LAKE FOREST – The Chicago Bears finished the 2017 season seventh in the NFL in quarterback sacks with 42 and sixth in quarterback sack percentage, even though 5-technique end Akiem Hicks (8 ½) was the only player on the team with more than 4 ½ sacks.
But the Bears three best pass rushers after Hicks and Leonard Floyd — Pernell McPhee, Willie Young and Lamarr Houston — have all moved on.
Enter outside linebacker and edge rusher Aaron Lynch. A free-agent arrival from San Francisco, he notched an exciting rookie performance under coordinator Vic Fangio before his coach moved on to the Bears, and has had (to quote Fangio) a “checkered career” before and after.
Lynch appears to agree with Fangio’s analysis and says he’s thrilled to be reunited with his former coach.
“I mean, it's been great. You know it's exciting getting back with Vic, I know his defense," Lynch said Tuesday before the first of three Bears' mandatory veteran minicamp practices at Halas Hall.
“So, being it's something I'm used to and the fresh start, I've had my ups and downs in this league, and it's just nice to come here to people with open arms that believe in me. Now I've just got to come here and play football, so it feels amazing.”
Lynch started his college career as a Freshman All American at Notre Dame, and appeared to be heading toward a dominant college career before becoming homesick for the Tampa area and electing to transfer to South Florida.
Lynch was forced to sit out a season because of transfer rules and ended up playing just one season at South Florida.
Scouts were concerned over noticeable fluctuations in his weight, which Lynch chalked up to his use of prescription Adderall.
Former Pro Football Weekly personnel guru Nolan Nawrocki noted in his scouting report on Lynch prior to the 2014 draft, “outstanding size, including long arms and large hands. Has a giant wingspan and can corral ballcarriers.
“Classic underachiever, questionable motor, effort and desire. Leaves production on the field. Does not play with passion and lacks urgency.”
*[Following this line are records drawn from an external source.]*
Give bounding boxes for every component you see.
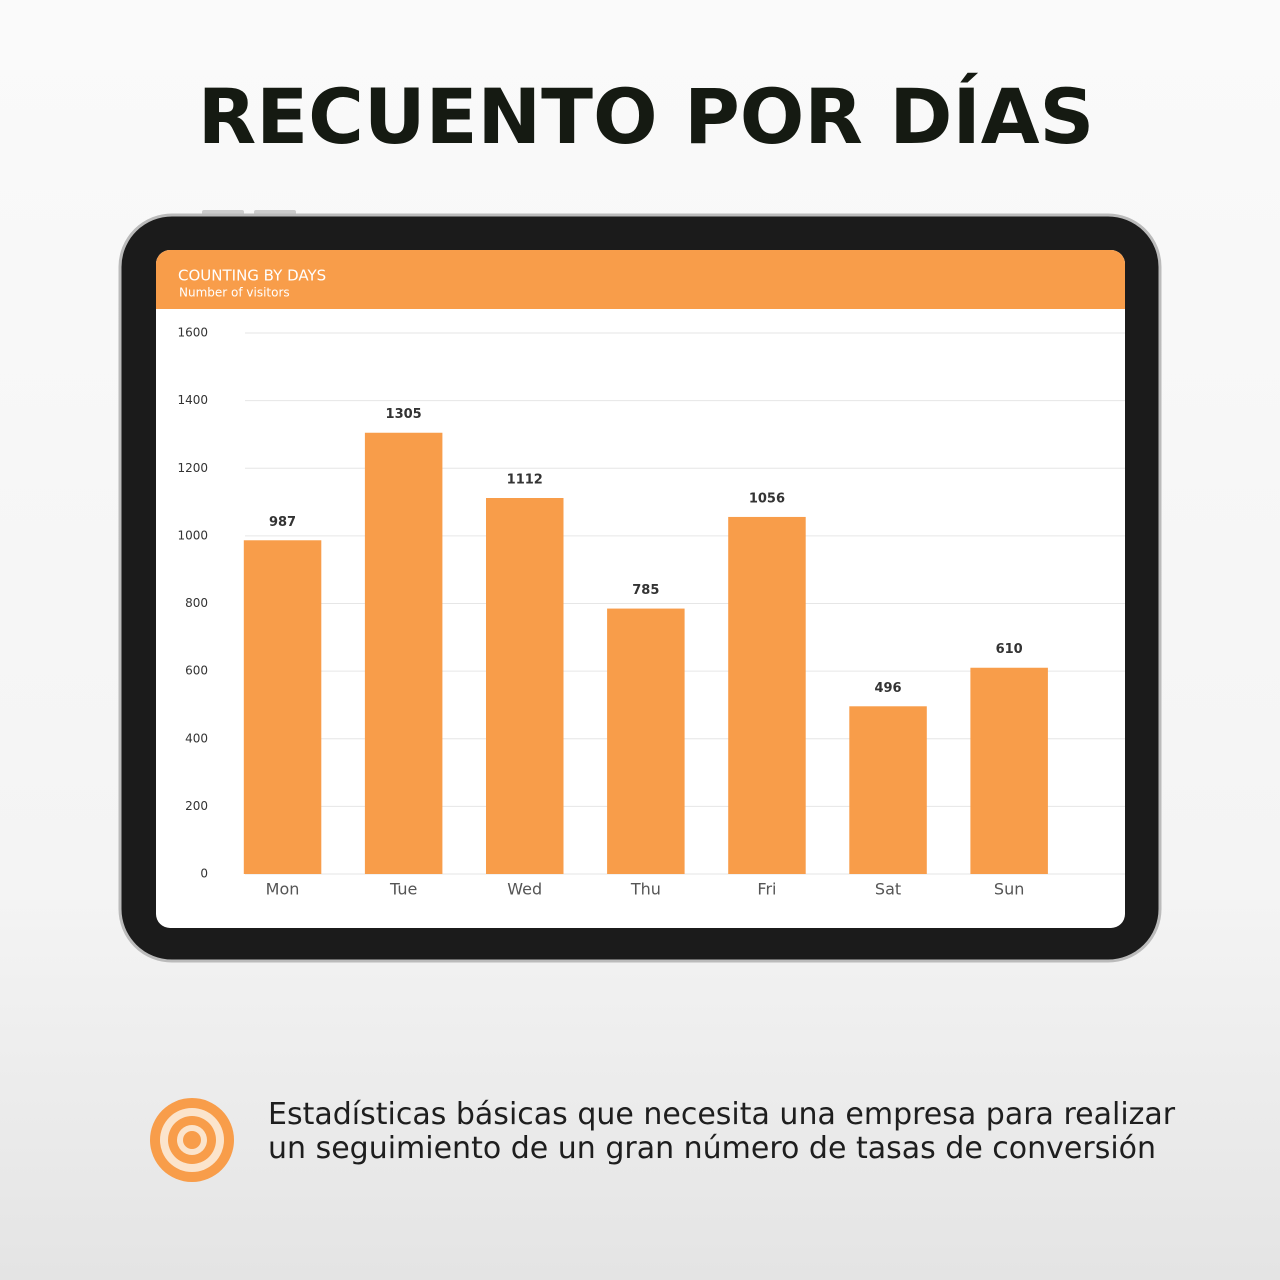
- page-title: RECUENTO POR DÍAS: [198, 72, 1095, 161]
- y-tick-label: 1600: [177, 326, 208, 340]
- x-tick-label: Sat: [875, 880, 901, 899]
- x-tick-label: Mon: [266, 880, 300, 899]
- x-tick-label: Thu: [630, 880, 661, 899]
- x-tick-label: Sun: [994, 880, 1024, 899]
- chart-title: COUNTING BY DAYS: [178, 267, 326, 285]
- bar: [728, 516, 806, 874]
- bar: [243, 540, 322, 874]
- x-tick-label: Fri: [757, 880, 776, 899]
- y-tick-label: 800: [185, 596, 208, 610]
- y-tick-label: 1400: [177, 393, 208, 407]
- bar: [970, 667, 1048, 874]
- y-tick-label: 200: [185, 799, 208, 813]
- y-tick-label: 1000: [177, 528, 208, 542]
- chart-header: [156, 250, 1125, 309]
- value-label: 1056: [749, 491, 785, 506]
- value-label: 987: [269, 515, 296, 530]
- value-label: 1305: [386, 407, 422, 422]
- value-label: 1112: [507, 473, 543, 488]
- y-tick-label: 600: [185, 664, 208, 678]
- bar: [607, 608, 685, 874]
- value-label: 496: [874, 681, 901, 696]
- x-tick-label: Tue: [389, 880, 417, 899]
- y-tick-label: 400: [185, 731, 208, 745]
- value-label: 610: [996, 642, 1023, 657]
- bar: [849, 706, 927, 874]
- footer-text: Estadísticas básicas que necesita una em…: [268, 1097, 1176, 1166]
- value-label: 785: [632, 583, 659, 598]
- bar: [485, 498, 564, 874]
- y-tick-label: 0: [200, 867, 208, 881]
- bar: [364, 432, 443, 874]
- chart-subtitle: Number of visitors: [179, 286, 290, 300]
- x-tick-label: Wed: [507, 880, 542, 899]
- target-icon: [183, 1131, 201, 1149]
- y-tick-label: 1200: [177, 461, 208, 475]
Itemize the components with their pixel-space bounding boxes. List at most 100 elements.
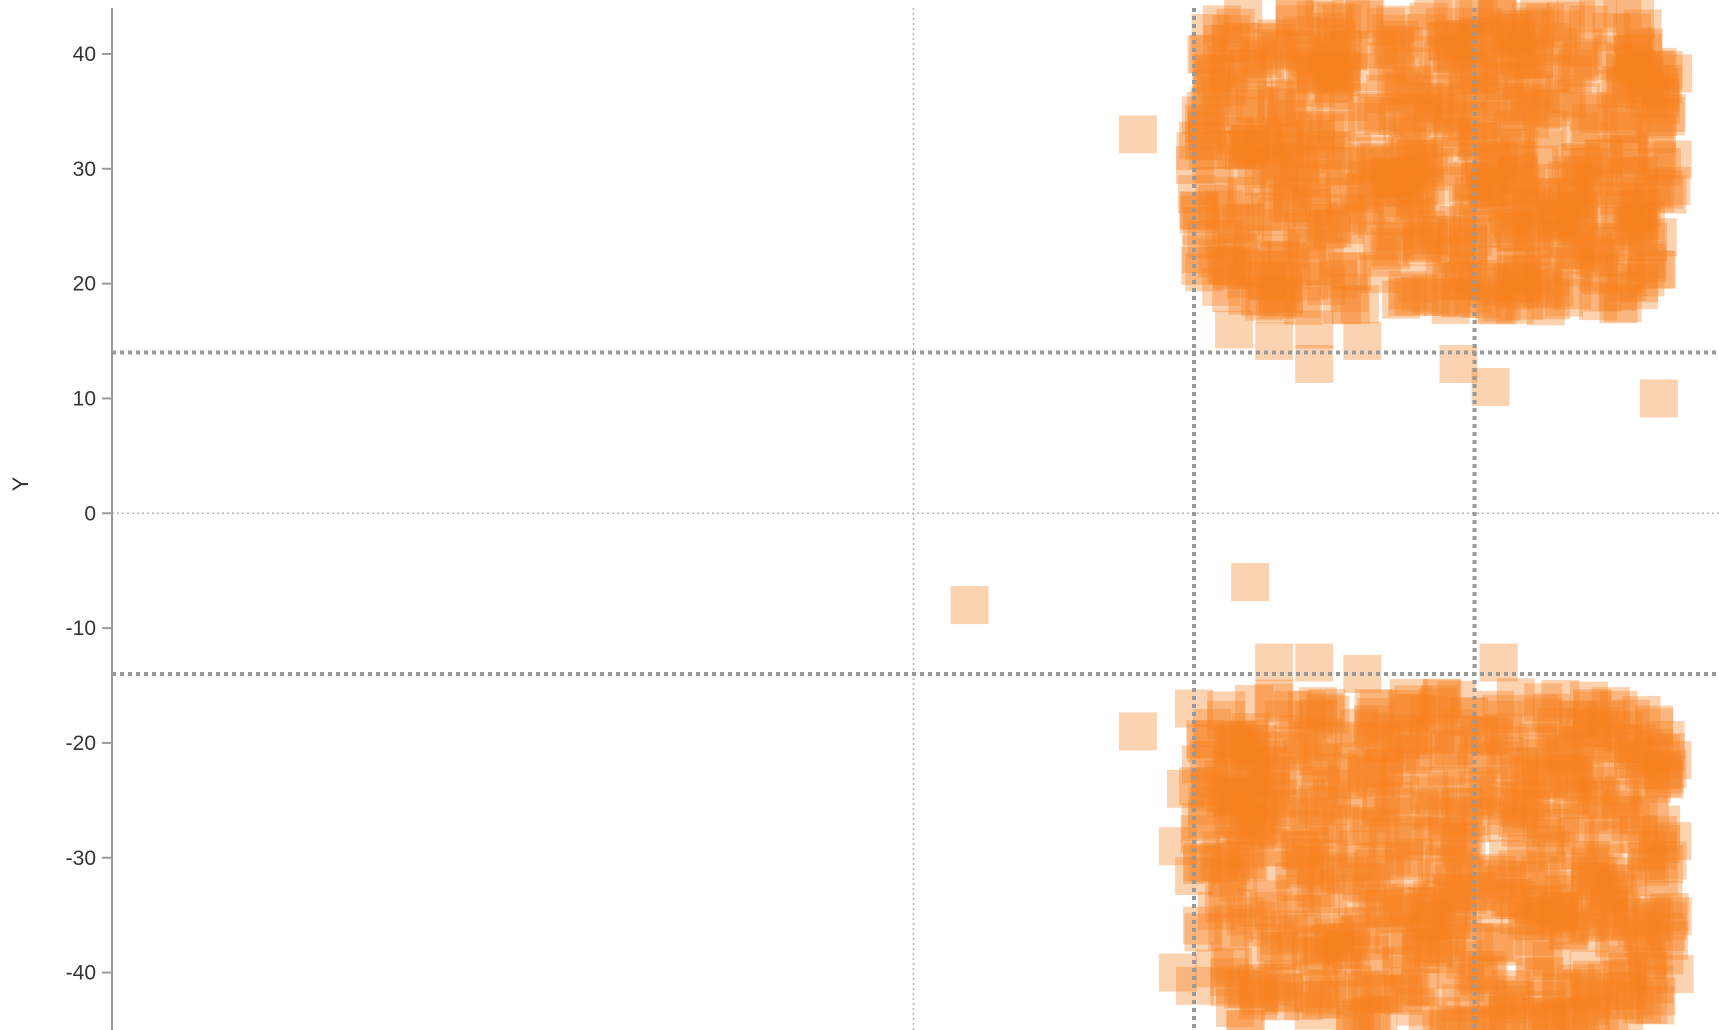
- data-point: [1358, 884, 1397, 923]
- data-point: [1508, 34, 1547, 73]
- data-point: [1595, 864, 1634, 903]
- data-point: [1561, 144, 1600, 183]
- data-point: [1382, 893, 1421, 932]
- data-point: [1196, 761, 1235, 800]
- data-point: [1308, 969, 1347, 1008]
- data-point: [1237, 888, 1276, 927]
- data-point: [1237, 964, 1276, 1003]
- data-point: [1436, 1005, 1475, 1030]
- data-point: [1487, 860, 1526, 899]
- data-point: [1350, 936, 1389, 975]
- data-point: [1185, 104, 1224, 143]
- data-point: [1478, 924, 1517, 963]
- data-point: [1495, 139, 1534, 178]
- data-point: [1579, 95, 1618, 134]
- data-point: [1251, 746, 1290, 785]
- data-point: [1389, 679, 1428, 718]
- data-point: [1511, 1005, 1550, 1030]
- data-point: [1234, 685, 1273, 724]
- data-point: [1422, 997, 1461, 1030]
- data-point: [1558, 700, 1597, 739]
- data-point: [1347, 186, 1386, 225]
- data-point: [1422, 216, 1461, 255]
- data-point: [1429, 823, 1468, 862]
- data-point: [1409, 2, 1448, 41]
- data-point: [1619, 182, 1658, 221]
- data-point: [1219, 764, 1258, 803]
- data-point: [1615, 201, 1654, 240]
- data-point: [1613, 731, 1652, 770]
- data-point: [1584, 139, 1623, 178]
- data-point: [1574, 223, 1613, 262]
- data-point: [1414, 97, 1453, 136]
- data-point: [1614, 157, 1653, 196]
- data-point: [1351, 921, 1390, 960]
- data-point: [1438, 205, 1477, 244]
- data-point: [1626, 201, 1665, 240]
- data-point: [1280, 30, 1319, 69]
- data-point: [1497, 128, 1536, 167]
- data-point: [1541, 192, 1580, 231]
- data-point: [1289, 262, 1328, 301]
- data-point: [1335, 843, 1374, 882]
- data-point: [1270, 79, 1309, 118]
- data-point: [1203, 25, 1242, 64]
- data-point: [1301, 980, 1340, 1019]
- data-point: [1180, 191, 1219, 230]
- data-point: [1428, 796, 1467, 835]
- data-point: [1213, 251, 1252, 290]
- data-point: [1273, 788, 1312, 827]
- data-point: [1211, 24, 1250, 63]
- data-point: [1648, 750, 1687, 789]
- data-point: [1318, 20, 1357, 59]
- data-point: [1475, 690, 1514, 729]
- data-point: [1528, 110, 1567, 149]
- data-point: [1492, 970, 1531, 1009]
- data-point: [1428, 1009, 1467, 1030]
- data-point: [1307, 35, 1346, 74]
- data-point: [1646, 733, 1685, 772]
- data-point: [1528, 1002, 1567, 1030]
- data-point: [1601, 66, 1640, 105]
- data-point: [1567, 903, 1606, 942]
- data-point: [1556, 230, 1595, 269]
- data-point: [1229, 719, 1268, 758]
- data-point: [1258, 274, 1297, 313]
- data-point: [1216, 826, 1255, 865]
- data-point: [1372, 231, 1411, 270]
- data-point: [1561, 38, 1600, 77]
- data-point: [1484, 927, 1523, 966]
- data-point: [1494, 200, 1533, 239]
- data-point: [1492, 110, 1531, 149]
- data-point: [1349, 794, 1388, 833]
- data-point: [1498, 92, 1537, 131]
- data-point: [1623, 985, 1662, 1024]
- data-point: [1641, 825, 1680, 864]
- data-point: [1226, 260, 1265, 299]
- data-point: [1542, 220, 1581, 259]
- data-point: [1329, 83, 1368, 122]
- data-point: [1612, 13, 1651, 52]
- data-point: [1394, 816, 1433, 855]
- data-point: [1274, 732, 1313, 771]
- data-point: [1409, 695, 1448, 734]
- data-point: [1553, 271, 1592, 310]
- data-point: [1635, 100, 1674, 139]
- data-point: [1509, 83, 1548, 122]
- data-point: [1261, 982, 1300, 1021]
- data-point: [1490, 196, 1529, 235]
- data-point: [1385, 72, 1424, 111]
- data-point: [1236, 87, 1275, 126]
- data-point: [1243, 125, 1282, 164]
- data-point: [1307, 688, 1346, 727]
- data-point: [1240, 787, 1279, 826]
- data-point: [1553, 55, 1592, 94]
- data-point: [1258, 963, 1297, 1002]
- data-point: [1118, 712, 1157, 751]
- data-point: [1557, 1002, 1596, 1030]
- data-point: [1383, 117, 1422, 156]
- data-point: [1228, 147, 1267, 186]
- data-point: [1445, 19, 1484, 58]
- data-point: [1631, 795, 1670, 834]
- data-point: [1374, 174, 1413, 213]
Still, the 49ers surprised many by using the 150th pick in the ’14 draft on Lynch, before his college strength coach, Hans Straub, essentially called out Lynch on Twitter by saying the 49ers weren’t making integrity and character a priority. Straub resigned after the public comment.
As a rookie under Fangio, Lynch demonstrated outstanding pass-rush skills, notching six sacks and starting three games at the end of the season, and then adding 6 ½ sacks in 2015 in 14 games.
But adversity arrived again, as Lynch was suspended the first four games of the 2016 season following an inconclusive urine sample and appeared to disappear playing in just seven games each in 2016 and 2017, totaling 1 ½ and one sack, respectively.
Can Lynch be the next Akiem Hicks for the Bears?
Hicks, who has become a Pro Bowl-level player and outstanding leader in Chicago, was caught up in a recruiting scandal at LSU, apparently far more of the school’s than his making, and was mostly a nonfactor in New Orleans and New England before flourishing with the Bears.
Like Hicks, Lynch is huge for his position at 6-5, 260-plus pounds and an excellent athlete.
When I asked him Tuesday what his personal goals for his first season in Chicago are, he seemed uncertain at first.
“Personal goals? I’m not really a person that tries to attack something head-on as far as that goal.
“As a defense, these guys have been real strong in the past and had a pretty good year last year. I want to bring what I can bring to the table, and those personal goals will fall into place when they fall into place.”
Lynch is a low-risk gamble on a one-year, prove it deal, and if he can recapture what he discovered with Fangio the first time around in San Francisco, it will go a long way toward replacing the pass-rush production the Bears lost this offseason.